MONTRÉAL – Est-ce que les Alouettes se tirent dans le pied en s’entraînant trop? On vous le concède, la question peut sembler absurde puisque le club montréalais ressemble plutôt à une formation qui a besoin d’une tonne de pratique.

Mais ce questionnement ne provient pas de quelqu’un qui parle à travers son chapeau. Il a été soulevé par Pierre Vercheval qui a connu une grande carrière dans la Ligue canadienne de football. L’analyste de RDS a détaillé ses observations à ce sujet dans le dernier segment de sa plus récente chronique.

En résumé, il a constaté que les séances d’entraînement des Alouettes sont très longues et elles incluent beaucoup de répétitions à pleine vitesse.

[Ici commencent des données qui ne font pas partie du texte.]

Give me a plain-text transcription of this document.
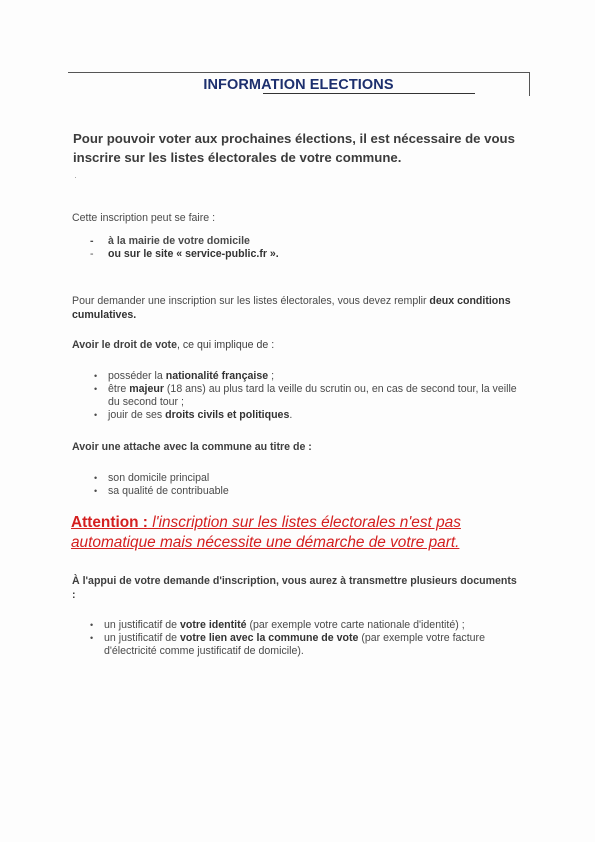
INFORMATION ELECTIONS
Pour pouvoir voter aux prochaines élections, il est nécessaire de vous inscrire sur les listes électorales de votre commune.
·
Cette inscription peut se faire :
- à la mairie de votre domicile
- ou sur le site « service-public.fr ».
Pour demander une inscription sur les listes électorales, vous devez remplir deux conditions cumulatives.
Avoir le droit de vote, ce qui implique de :
• posséder la nationalité française ;
• être majeur (18 ans) au plus tard la veille du scrutin ou, en cas de second tour, la veille du second tour ;
• jouir de ses droits civils et politiques.
Avoir une attache avec la commune au titre de :
• son domicile principal
• sa qualité de contribuable
Attention : l'inscription sur les listes électorales n'est pas automatique mais nécessite une démarche de votre part.
À l'appui de votre demande d'inscription, vous aurez à transmettre plusieurs documents :
• un justificatif de votre identité (par exemple votre carte nationale d'identité) ;
• un justificatif de votre lien avec la commune de vote (par exemple votre facture d'électricité comme justificatif de domicile).
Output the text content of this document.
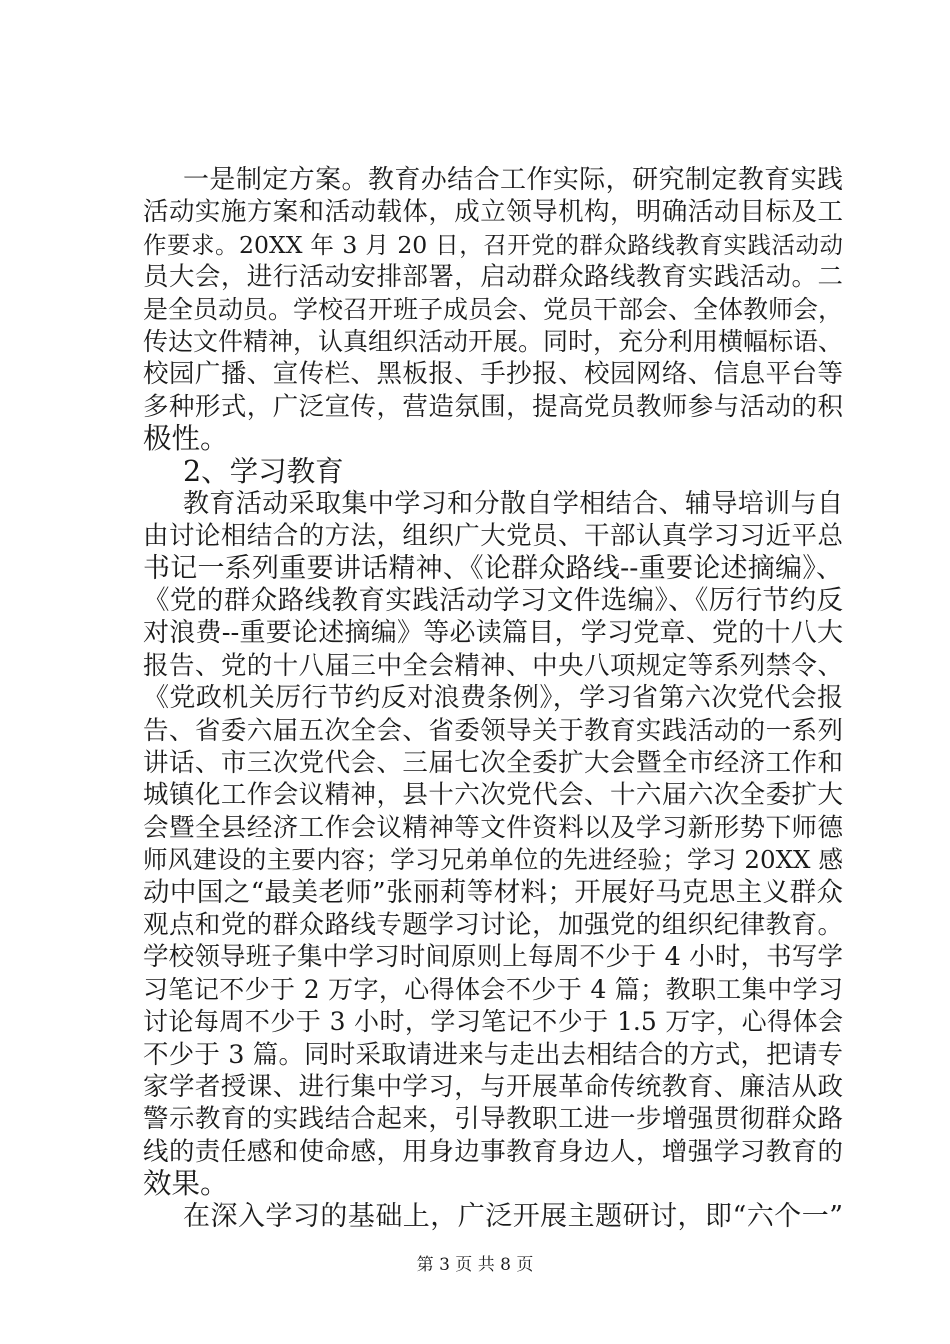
一是制定方案。教育办结合工作实际，研究制定教育实践
活动实施方案和活动载体，成立领导机构，明确活动目标及工
作要求。20XX 年 3 月 20 日，召开党的群众路线教育实践活动动
员大会，进行活动安排部署，启动群众路线教育实践活动。二
是全员动员。学校召开班子成员会、党员干部会、全体教师会，
传达文件精神，认真组织活动开展。同时，充分利用横幅标语、
校园广播、宣传栏、黑板报、手抄报、校园网络、信息平台等
多种形式，广泛宣传，营造氛围，提高党员教师参与活动的积
极性。
2、学习教育
教育活动采取集中学习和分散自学相结合、辅导培训与自
由讨论相结合的方法，组织广大党员、干部认真学习习近平总
书记一系列重要讲话精神、《论群众路线--重要论述摘编》、
《党的群众路线教育实践活动学习文件选编》、《厉行节约反
对浪费--重要论述摘编》等必读篇目，学习党章、党的十八大
报告、党的十八届三中全会精神、中央八项规定等系列禁令、
《党政机关厉行节约反对浪费条例》，学习省第六次党代会报
告、省委六届五次全会、省委领导关于教育实践活动的一系列
讲话、市三次党代会、三届七次全委扩大会暨全市经济工作和
城镇化工作会议精神，县十六次党代会、十六届六次全委扩大
会暨全县经济工作会议精神等文件资料以及学习新形势下师德
师风建设的主要内容；学习兄弟单位的先进经验；学习 20XX 感
动中国之“最美老师”张丽莉等材料；开展好马克思主义群众
观点和党的群众路线专题学习讨论，加强党的组织纪律教育。
学校领导班子集中学习时间原则上每周不少于 4 小时，书写学
习笔记不少于 2 万字，心得体会不少于 4 篇；教职工集中学习
讨论每周不少于 3 小时，学习笔记不少于 1.5 万字，心得体会
不少于 3 篇。同时采取请进来与走出去相结合的方式，把请专
家学者授课、进行集中学习，与开展革命传统教育、廉洁从政
警示教育的实践结合起来，引导教职工进一步增强贯彻群众路
线的责任感和使命感，用身边事教育身边人，增强学习教育的
效果。
在深入学习的基础上，广泛开展主题研讨，即“六个一”
第 3 页 共 8 页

De plus, Vercheval a remarqué que les Alouettes en arrachent nettement plus à domicile (moyenne de 45-16 contre 21-13 à l'étranger) alors qu’ils disposent d’un entraînement supplémentaire par semaine considérant l’absence de voyagement.

Il s’est également souvenu que Don Matthews et Marc Trestman préféraient accorder du répit à leurs joueurs en se tournant souvent vers des simulations de jeux et même des congés d’entraînement pour Matthews.

Son exemple le plus probant remonte à la saison 2001 avec les Alouettes. Sous les ordres de Rod Rust, qui était exigeant dans les entraînements, l’équipe s’était effondrée après un départ de 9-2.

La question devait donc être refilée à Mike Sherman surtout que l’entraîneur des Alouettes s’expliquait mal que la qualité des entraînements de sa troupe ne se transposait pas dans les parties.

« On pratique moins que n’importe quelle équipe que j’ai pu diriger auparavant. J’aurais de la difficulté à justifier cette hypothèse », a répondu Sherman qui prendra sans doute le temps de repenser à cet enjeu.

Ce sont des commentaires de Patrick Lavoie qui ont mené Vercheval à réfléchir à cette possibilité. Le Québécois avait notamment déploré que l’équipe avait « manqué de jus » en début de rencontre contre Hamilton. On l’a donc invité à se prononcer sur le sujet. 

« Ce n’est pas à moi de décider. Je pense que Coach Sherman et ses adjoints veulent voir des choses. On a un nouveau quart-arrière qui a besoin de répétitions et de voir le terrain un peu plus. C’est à eux de répondre. Nous, on est là pour exécuter et non pour critiquer la quantité de répétitions.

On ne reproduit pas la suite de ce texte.